The ceiling was not made of impenetrable stones and mortar, like the cellar walls. It was made out of strips of wood, like the cupboard shelves. Wooden boards ran across it, and there were also the round white pipes, as well as the long black lines. Linu was right; Fredle knew that as soon as she had spoken. The ceiling was the only possible entrance to upstairs.

Was it possible to move across the ceiling? Upside down? He couldn’t imagine it. But that was a problem he couldn’t solve from down below. If it
was
possible, he wouldn’t see how until he actually got up there.

The first thing, then, was to find a way up the wall. Fredle and Linu climbed to the shelves where the baskets stood, which was a known and easy path, and from there, continuing
slowly, they found footholds on stones that jutted out from the wall. When they had arrived at the top of the wall, they discovered a board just wide enough to walk along single file. That was easier going, and for mice, with their natural balance and light-footedness, not perilous.

However, they had no known route to follow. They were exploring.

Fredle looked all around, noticing everything he could, and he thought. He wondered aloud, “Where do the pipes go?” and he answered himself, “Upstairs. I’ve seen pipes in the kitchen. In the sink cupboard.”

“They look like they go through holes in the ceiling, don’t you think? See?” Linu asked. “Can you see a board that leads over to the pipes? I think this one—” And she was off.

“Don’t go too fast,” Fredle advised, and followed her.

They were in the middle of the ceiling when once again light exploded all around them. This time, Fredle knew enough to simply freeze where he was. He looked down at Missus from above, and she didn’t look so very big after all, bending to take things out of one machine and put them into the other, which immediately started making its own rumbling noises, like hundreds of raccoons, snoring. Then she went out of sight. When they could no longer hear her footsteps ascending, the light disappeared again. After a while, “Is it safe now?” Fredle asked.

“Did you see how high we are? I didn’t know you could get up onto these boards and be so high. You
are
an adventurer, Fredle.”

Fredle was surprised to hear that, but he didn’t mind. “Maybe I am, sometimes,” he said.

“I think we can get from here to the pipes that go from the
top of the water heater,” she told him. “We can get to a lot of new places from here.”

Moving quickly but carefully, because you wouldn’t want to fall from so high up, they made their way across to the boards that crossed above the water heater. Standing there, looking up, they could see a pipe entering the ceiling through a hole large enough for a mouse to squeeze through.

“What did I say?” asked Linu.

“And you were right!”

For a while, they looked at it. Then they talked about how easy it would be for a mouse to get up there from where they stood, and Fredle knew that he was almost home. He turned to Linu.

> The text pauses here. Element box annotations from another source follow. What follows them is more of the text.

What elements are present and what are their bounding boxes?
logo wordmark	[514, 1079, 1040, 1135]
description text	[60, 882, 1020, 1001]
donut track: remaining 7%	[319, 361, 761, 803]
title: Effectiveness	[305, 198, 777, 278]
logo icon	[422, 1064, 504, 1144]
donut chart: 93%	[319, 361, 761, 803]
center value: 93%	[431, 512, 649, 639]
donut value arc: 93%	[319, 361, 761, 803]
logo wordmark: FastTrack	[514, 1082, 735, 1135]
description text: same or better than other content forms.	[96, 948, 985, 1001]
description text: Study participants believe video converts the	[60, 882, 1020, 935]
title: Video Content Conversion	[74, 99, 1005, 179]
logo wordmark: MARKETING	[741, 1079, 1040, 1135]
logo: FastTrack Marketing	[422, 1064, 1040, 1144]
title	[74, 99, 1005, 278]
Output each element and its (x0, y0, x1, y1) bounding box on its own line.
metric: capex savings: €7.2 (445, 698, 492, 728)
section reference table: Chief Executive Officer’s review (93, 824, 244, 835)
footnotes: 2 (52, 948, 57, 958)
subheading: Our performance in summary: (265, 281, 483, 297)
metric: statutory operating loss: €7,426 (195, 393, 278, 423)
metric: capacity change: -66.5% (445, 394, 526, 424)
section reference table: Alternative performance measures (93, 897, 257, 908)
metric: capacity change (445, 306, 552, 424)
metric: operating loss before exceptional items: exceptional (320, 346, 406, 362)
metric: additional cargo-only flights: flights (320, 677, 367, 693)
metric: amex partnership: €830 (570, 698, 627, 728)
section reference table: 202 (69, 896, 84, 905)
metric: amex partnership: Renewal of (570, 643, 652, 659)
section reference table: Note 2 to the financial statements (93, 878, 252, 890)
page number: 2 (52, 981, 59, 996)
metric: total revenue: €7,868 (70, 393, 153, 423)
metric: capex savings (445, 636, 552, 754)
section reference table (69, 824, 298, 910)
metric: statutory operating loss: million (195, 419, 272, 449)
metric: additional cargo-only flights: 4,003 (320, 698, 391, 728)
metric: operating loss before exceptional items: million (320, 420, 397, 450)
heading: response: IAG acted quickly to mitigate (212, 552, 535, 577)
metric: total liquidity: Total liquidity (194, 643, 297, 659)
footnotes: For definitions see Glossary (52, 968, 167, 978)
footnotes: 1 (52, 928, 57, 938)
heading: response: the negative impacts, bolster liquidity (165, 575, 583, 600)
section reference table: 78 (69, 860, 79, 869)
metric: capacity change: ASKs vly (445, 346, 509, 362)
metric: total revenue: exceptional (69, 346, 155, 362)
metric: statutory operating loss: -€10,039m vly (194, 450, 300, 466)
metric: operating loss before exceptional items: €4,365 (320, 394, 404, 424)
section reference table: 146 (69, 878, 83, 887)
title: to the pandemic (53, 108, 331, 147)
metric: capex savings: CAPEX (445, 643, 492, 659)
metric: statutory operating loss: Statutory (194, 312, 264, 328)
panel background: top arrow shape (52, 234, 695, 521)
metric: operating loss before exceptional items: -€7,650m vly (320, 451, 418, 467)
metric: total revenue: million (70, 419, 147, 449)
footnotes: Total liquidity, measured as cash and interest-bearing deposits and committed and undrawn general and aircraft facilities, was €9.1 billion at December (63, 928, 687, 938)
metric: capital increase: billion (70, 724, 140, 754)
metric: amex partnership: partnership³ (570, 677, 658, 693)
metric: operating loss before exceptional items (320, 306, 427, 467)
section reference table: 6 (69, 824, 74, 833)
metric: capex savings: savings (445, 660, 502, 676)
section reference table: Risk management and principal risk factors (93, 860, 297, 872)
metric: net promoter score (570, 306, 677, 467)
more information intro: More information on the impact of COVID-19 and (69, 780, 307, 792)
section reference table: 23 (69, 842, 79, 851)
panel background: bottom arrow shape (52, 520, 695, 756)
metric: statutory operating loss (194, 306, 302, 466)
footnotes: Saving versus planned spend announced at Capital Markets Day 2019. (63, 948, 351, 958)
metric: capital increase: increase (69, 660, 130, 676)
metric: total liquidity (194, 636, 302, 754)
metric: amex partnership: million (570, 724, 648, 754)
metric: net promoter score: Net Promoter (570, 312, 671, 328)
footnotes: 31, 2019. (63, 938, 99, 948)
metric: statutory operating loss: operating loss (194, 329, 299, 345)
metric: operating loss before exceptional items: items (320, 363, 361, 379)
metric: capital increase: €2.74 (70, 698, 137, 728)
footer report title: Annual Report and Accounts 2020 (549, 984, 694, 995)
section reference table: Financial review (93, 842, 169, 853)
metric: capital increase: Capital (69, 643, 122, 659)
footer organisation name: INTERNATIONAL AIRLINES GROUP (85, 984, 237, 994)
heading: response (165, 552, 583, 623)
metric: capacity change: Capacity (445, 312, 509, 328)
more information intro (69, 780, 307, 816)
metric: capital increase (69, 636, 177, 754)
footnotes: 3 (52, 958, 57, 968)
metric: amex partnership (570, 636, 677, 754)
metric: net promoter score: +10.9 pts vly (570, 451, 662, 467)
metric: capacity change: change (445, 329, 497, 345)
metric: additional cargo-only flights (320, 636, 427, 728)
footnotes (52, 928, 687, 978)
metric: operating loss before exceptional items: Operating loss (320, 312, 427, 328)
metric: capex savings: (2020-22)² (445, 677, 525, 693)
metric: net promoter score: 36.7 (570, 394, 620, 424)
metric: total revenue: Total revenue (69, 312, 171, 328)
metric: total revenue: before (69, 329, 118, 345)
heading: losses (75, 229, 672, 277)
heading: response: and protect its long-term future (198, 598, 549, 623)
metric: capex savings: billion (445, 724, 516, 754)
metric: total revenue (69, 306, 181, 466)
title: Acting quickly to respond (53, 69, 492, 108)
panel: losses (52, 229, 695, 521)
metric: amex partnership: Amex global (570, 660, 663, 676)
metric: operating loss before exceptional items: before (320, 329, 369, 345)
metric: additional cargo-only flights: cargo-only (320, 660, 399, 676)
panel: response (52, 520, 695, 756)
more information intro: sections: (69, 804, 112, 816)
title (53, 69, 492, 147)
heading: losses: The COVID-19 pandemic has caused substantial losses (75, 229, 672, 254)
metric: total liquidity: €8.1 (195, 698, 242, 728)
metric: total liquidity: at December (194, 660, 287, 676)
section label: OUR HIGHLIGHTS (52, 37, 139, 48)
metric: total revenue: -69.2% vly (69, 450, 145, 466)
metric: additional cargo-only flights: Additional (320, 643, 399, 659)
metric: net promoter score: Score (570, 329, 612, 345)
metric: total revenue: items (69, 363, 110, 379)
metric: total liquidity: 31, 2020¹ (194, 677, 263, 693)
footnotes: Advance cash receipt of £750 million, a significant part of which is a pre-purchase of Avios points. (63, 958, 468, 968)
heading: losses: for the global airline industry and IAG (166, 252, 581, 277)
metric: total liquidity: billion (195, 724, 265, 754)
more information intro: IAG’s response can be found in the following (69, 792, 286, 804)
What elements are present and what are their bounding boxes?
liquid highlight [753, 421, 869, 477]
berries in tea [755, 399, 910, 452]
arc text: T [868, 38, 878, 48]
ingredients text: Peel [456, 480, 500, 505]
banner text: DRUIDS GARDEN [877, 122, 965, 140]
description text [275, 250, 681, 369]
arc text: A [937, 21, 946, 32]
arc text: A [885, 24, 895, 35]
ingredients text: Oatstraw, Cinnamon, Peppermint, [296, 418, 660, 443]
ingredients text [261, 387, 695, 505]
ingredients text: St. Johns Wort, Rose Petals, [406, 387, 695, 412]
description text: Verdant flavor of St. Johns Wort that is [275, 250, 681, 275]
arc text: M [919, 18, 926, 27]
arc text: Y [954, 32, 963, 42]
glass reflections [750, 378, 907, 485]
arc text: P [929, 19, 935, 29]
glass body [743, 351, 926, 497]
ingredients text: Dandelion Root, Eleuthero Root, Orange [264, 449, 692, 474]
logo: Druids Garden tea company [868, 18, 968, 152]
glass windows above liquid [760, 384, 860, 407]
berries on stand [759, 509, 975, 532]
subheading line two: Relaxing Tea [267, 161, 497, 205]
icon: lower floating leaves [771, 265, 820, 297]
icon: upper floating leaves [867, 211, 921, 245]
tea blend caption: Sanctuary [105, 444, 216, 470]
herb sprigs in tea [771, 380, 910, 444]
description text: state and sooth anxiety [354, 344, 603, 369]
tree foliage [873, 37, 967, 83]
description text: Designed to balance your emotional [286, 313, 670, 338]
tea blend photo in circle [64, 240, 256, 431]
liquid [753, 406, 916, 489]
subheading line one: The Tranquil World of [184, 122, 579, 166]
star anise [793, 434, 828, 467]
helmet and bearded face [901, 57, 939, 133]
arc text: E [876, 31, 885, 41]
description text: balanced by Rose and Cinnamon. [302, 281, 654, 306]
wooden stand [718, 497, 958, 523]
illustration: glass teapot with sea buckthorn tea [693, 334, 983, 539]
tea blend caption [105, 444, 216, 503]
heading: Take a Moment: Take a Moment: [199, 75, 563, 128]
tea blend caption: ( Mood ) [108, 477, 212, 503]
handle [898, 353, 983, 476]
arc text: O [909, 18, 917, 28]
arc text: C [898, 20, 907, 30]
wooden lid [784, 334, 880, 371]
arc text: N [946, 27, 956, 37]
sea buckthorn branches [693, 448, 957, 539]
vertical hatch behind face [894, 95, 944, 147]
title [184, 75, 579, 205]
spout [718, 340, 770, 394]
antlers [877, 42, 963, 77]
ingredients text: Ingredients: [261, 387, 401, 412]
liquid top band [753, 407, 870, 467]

“Make my farewells to everyone. Especially Tarnu. Can you remember that?”

“I’m not silly,” she told him crossly. “Of course I can. But, Fredle?”

“What’s wrong? Do you want to come, too?” Fredle hadn’t thought of that before, but now that he had he wondered what Linu would think of life in the kitchen, and wondered how the kitchen mice would react to learning what it was really like to live in the cellar. Now that he had thought of it, he rather hoped she would come with him.

But she was shaking her head. “I better not.”

“If you know the way to get there, then you also know the way back,” he told her.

Linu continued shaking her head, but she said, “I’d have to say goodbye, and explain where I’d be, and tell them I’d be with you so I’d be safe.”

Then Fredle was shaking
his
head. He had learned that if you didn’t get going right away—if, for example, you went back to say goodbye or take a last look at the stars—then something might easily happen to keep you from ever reaching your destination. Or even to make you went. If reaching your destination was important, you couldn’t hesitate. “I can’t wait,” he apologized to Linu.

Just as he was saying that, she was saying, a little sadly, “I can’t go.”

So they parted, Linu to retrace her steps along the boards and Fredle to go along the pipe until it turned up, into the ceiling, into the house above.